Marine rivendica un lavoro costante nel tentativo di fare evolvere il FN sino ad adattarlo alla sua epoca. Così si spiegano l’imponente campagna di marketing politico tesa a proporre candidati giovani, donne, intellettuali, l’attenuazione dei toni sui temi classici dell’immigrazione e dell’insicurezza e l’attenzione per quelli economici e di società. In questo quadro le uscite antisemite del padre stridono e riportano in primo piano un elemento identitario del FN che la figlia non vuole cancellare, ma cerca di trascendere. Dunque il feuilleton, partendo da una indubbia dimensione legata alla natura del FN partito personale e partito famigliare (un terzo del comitato esecutivo lo è, trattandosi di Marine, del compagno Louis Aliot e del padre Jean-Marie), finisce per avere un impatto politico importante e potenzialmente per imporre una battuta d’arresto alla normalizzazione e banalizzazione del FN.

C’è però anche un’altra lettura possibile. Recenti sondaggi dopo l’ennesima boutade antisemita registrano un crollo della popolarità di Jean-Marie Le Pen, a cominciare proprio dai militanti che nella querelle si schierano al 90% con la figlia.

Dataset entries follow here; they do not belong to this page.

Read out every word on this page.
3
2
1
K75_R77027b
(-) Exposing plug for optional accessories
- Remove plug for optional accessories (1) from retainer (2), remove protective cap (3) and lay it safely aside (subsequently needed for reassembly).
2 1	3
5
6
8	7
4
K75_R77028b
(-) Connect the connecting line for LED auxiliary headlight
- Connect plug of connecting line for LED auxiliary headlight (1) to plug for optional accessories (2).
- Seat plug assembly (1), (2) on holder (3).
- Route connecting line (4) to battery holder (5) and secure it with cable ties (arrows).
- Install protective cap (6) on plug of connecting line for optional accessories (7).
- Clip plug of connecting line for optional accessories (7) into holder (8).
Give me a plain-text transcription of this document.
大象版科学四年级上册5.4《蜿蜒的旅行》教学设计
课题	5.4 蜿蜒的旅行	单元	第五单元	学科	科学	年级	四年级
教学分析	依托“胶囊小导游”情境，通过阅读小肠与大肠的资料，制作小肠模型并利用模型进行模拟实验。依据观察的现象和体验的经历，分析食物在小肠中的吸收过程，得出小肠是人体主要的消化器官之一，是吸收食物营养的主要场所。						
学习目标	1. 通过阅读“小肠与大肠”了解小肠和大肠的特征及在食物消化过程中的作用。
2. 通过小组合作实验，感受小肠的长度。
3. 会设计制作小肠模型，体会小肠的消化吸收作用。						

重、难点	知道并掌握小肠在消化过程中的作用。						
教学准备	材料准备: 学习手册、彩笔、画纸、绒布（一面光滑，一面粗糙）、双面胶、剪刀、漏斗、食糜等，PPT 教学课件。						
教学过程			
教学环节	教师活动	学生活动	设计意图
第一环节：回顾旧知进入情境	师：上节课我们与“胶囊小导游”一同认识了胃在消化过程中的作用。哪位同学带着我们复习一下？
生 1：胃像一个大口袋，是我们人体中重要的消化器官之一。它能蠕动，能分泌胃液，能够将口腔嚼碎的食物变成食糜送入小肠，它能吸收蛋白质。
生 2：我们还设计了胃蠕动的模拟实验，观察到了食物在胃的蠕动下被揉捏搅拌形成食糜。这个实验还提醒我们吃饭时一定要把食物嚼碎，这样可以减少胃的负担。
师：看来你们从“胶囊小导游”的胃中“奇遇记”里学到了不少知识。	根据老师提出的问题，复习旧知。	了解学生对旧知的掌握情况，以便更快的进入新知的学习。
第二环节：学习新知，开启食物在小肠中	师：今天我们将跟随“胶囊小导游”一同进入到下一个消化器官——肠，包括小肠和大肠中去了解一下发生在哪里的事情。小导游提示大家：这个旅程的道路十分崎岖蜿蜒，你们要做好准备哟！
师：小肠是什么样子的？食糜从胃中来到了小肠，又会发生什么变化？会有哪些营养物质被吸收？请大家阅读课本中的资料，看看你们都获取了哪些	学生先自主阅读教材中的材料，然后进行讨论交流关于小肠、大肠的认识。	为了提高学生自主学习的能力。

Nel momento in cui il padre veste i panni del leader sulfureo fornisce un assist prezioso alla figlia che può così occupare il fronte mediatico e mostrare al Paese e all’Europa quanto è avanzata la sua discontinuità dal vecchio FN. Se questo poi avviene in concomitanza con il passo falso di Bruxelles (vedi http://www.mentepolitica.it/articolo/una-doccia-fredda-per-il-front-national/112 ) ancora meglio.

I ben informati dicono che il padre nutra un odio vero nei confronti del genero Aliot e di conseguenza un rancore reale verso la figlia, anche perché quest’ultima ha oramai oscurato il suo trionfo del 2002 con i risultati del 2012 e di maggio scorso. Quindi l’idea che l’affaire sia stato montato ad arte è fantapolitica. Il fatto però che l’astuta Marine lo stia volgendo a suo favore è piuttosto evidente.